The one big upside of this approach is that it is extremely easy to reproduce the exact combination of source code and third party libraries that go into each and every release provided an appropriate release branching or release tagging strategy is used. You also don’t need to maintain multiple repositories of different types like you have to in the approach I’ll discuss next.

Handle third party libraries using a separate package management tool

I admit I’m hugely biased towards this approach when working with a team that is using a DVCS. It keeps the large binaries out of the source code repository and into a repository managed by a tool that was designed for the express purpose of managing binary packages. Typical package management tools would be NuGet, ivy and similar tools. What they all have in common is that they use a repository format that is optimized for storing large binary packages, usually in a compressed format. They also make it easy to pull a specific version of a package out of the repository and put it into an appropriate place in your source tree or anywhere else on your hard drive.

Instead of containing the whole third party library, your source control system contains a configuration file or two that specifies which versions of which third party libraries are needed to build whichever version of your project.
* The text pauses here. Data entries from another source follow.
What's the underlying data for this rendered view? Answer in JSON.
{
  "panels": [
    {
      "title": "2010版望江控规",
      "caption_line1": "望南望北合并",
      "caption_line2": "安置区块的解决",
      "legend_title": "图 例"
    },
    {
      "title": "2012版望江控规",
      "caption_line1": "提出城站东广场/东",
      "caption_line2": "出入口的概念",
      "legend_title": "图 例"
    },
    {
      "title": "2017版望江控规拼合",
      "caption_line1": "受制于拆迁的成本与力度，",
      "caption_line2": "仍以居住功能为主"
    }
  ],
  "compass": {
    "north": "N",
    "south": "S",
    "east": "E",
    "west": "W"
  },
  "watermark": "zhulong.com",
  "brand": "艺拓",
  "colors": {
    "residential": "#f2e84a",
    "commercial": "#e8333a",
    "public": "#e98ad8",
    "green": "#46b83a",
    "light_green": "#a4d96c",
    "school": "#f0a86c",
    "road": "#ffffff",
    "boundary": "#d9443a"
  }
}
You obviously need to hook these tools into your build process to ensure that the correct third party libraries get pulled in during build time.

The downside of these tools is that you get to maintain and back up yet another repository that needs to be treated as having immutable history like most regular VCS/DVCSs have. This requires additional discipline to ensure nobody touches a package once it’s been made part of the overall build process – if you need to put in a patch, the correct way is to rev the package so you are able to reproduce the correct state of the source tree and its third party libraries at any given time.

TL;DR – how should I manage my third party libraries?

If you’re using a centralised version control system, checking in the binaries into the VCS is fine. Yes, the admin might yell at you for taking up precious space, but it’s easy, reasonably fast and simplifies release management.

If you are using a DVCS, use a separate package management, either a third party one or one that you roll yourself. Just make sure you keep the third party libraries in your own internal repository so you’re not at somebody else’s mercy when they decide to suddenly delete one of the libraries you’re using.